Die Mitarbeiter des Wach- und Sicherheitsdiensts wollten von 03.00 Uhr bis 22.00 Uhr ihre Arbeit ruhen lassen. Verdi rechnete im Laufe des Tages mit mehr als 300 Teilnehmern am Warnstreik. Tausende Fluggäste dürften betroffen sein. Der Check-in des Stuttgarter Flughafens öffnet um 04.00 Uhr, um 06.00 Uhr kann der erste Flieger abheben.

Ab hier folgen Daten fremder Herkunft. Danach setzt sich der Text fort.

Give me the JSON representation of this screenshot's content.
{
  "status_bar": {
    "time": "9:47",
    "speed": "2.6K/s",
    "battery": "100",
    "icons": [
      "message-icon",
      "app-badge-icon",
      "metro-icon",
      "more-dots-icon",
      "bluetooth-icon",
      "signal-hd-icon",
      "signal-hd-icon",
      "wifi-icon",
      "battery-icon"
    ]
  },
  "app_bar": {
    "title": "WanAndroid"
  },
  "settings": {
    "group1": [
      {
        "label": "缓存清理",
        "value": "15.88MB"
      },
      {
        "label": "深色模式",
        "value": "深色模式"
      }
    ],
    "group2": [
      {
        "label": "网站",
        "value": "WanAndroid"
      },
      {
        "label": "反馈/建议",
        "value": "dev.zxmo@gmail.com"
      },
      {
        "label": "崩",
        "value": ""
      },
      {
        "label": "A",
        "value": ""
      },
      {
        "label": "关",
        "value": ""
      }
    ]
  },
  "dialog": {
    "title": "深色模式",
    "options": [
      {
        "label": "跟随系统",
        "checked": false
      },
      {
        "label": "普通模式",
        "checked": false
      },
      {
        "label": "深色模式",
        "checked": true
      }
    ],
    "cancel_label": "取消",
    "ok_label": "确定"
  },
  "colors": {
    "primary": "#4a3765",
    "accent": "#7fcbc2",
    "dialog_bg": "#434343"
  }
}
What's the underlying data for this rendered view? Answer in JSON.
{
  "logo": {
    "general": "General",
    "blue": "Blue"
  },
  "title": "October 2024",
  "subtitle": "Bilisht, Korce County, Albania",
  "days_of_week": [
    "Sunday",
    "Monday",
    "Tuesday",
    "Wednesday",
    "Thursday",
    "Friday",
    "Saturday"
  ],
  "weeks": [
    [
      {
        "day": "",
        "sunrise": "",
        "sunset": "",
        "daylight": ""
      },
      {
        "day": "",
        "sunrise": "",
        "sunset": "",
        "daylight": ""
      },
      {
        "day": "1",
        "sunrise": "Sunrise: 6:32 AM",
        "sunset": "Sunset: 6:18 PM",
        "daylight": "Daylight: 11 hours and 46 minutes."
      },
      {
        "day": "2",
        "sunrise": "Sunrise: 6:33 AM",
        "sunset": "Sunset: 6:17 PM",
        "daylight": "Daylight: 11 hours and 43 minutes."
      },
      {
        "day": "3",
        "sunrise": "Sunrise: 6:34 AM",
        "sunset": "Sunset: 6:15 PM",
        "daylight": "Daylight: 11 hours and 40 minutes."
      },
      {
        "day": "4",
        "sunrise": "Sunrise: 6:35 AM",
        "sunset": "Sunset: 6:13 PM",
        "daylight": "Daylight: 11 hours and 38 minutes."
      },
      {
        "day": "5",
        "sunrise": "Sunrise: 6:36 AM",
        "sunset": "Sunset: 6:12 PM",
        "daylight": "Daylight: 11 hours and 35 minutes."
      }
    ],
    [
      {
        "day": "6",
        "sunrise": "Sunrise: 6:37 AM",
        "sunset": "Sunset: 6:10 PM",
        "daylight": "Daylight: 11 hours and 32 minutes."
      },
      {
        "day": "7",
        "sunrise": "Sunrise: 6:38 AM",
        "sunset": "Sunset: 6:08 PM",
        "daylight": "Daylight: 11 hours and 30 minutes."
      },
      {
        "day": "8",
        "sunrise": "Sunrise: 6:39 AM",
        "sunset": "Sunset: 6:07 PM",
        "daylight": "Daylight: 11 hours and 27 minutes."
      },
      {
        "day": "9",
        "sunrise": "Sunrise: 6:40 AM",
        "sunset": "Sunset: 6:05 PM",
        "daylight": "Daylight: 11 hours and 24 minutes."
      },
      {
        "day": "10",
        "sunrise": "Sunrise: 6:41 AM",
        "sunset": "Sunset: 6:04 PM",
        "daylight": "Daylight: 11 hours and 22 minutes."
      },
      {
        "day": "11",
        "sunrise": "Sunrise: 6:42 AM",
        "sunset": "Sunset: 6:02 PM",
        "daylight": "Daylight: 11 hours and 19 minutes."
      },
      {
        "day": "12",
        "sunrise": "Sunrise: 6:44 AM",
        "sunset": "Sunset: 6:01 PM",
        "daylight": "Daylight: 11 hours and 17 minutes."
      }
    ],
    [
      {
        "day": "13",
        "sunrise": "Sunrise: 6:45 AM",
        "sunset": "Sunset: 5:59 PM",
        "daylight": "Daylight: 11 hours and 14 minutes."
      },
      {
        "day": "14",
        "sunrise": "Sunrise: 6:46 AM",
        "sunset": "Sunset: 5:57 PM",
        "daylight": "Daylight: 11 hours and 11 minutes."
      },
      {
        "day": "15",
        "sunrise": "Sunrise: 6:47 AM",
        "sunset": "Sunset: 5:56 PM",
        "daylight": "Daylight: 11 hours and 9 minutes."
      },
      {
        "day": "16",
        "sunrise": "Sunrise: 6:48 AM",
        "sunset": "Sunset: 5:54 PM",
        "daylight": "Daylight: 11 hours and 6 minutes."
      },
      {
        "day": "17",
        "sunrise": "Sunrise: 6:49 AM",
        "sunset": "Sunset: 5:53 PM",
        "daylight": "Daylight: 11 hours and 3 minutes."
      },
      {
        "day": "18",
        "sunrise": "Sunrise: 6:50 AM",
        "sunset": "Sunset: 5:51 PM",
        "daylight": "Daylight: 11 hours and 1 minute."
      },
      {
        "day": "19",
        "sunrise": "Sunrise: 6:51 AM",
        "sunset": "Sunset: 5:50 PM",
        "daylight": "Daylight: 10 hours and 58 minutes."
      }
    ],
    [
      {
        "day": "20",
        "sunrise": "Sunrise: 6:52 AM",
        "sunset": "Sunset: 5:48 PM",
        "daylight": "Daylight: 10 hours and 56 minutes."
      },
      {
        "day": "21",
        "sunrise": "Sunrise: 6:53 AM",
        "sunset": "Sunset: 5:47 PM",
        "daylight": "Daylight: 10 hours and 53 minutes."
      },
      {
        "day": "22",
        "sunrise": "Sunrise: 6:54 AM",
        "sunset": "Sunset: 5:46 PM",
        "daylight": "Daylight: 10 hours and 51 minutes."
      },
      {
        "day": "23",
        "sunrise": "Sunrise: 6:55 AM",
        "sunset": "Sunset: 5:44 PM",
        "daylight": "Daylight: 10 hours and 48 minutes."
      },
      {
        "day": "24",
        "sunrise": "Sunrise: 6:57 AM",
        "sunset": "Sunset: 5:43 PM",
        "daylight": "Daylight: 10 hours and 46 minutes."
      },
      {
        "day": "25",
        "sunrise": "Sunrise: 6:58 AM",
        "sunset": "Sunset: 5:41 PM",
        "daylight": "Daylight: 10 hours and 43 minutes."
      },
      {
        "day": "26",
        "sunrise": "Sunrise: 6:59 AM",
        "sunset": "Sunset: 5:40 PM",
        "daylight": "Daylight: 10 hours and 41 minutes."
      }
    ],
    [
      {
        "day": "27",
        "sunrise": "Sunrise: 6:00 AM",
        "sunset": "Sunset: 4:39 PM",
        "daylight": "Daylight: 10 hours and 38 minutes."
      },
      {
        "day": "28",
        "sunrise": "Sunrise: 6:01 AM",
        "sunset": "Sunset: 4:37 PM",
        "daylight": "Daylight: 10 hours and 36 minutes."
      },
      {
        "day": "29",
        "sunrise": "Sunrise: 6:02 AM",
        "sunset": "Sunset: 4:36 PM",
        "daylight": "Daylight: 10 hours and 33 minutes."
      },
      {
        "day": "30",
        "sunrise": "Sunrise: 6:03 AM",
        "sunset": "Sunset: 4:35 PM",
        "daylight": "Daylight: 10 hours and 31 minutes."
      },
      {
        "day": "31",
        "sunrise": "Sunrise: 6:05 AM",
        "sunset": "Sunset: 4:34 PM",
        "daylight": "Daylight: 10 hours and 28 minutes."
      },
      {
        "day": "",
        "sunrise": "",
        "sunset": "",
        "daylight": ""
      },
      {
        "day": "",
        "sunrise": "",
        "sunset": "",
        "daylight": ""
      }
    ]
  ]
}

Die Verhandlungen in dem Tarifstreit waren im Dezember ohne Ergebnis abgebrochen worden. Ziel der Gewerkschaft ist es, den Stundenlohn der untersten Lohngruppe von 9,20 Euro auf zehn Euro anzuheben. Die Arbeitgeberseite habe Lohnsteigerungen ab Januar um 2,7 Prozent und um weitere 2,6 Prozent von 2016 an geboten. Dieses Angebot sei aber nicht akzeptabel, da die Beschäftigten in der Sicherheitsbranche damit weiter im Niedriglohnbereich blieben, hieß es bei Verdi. Die nächste Verhandlungsrunde ist für Dienstag (20. Januar) angesetzt.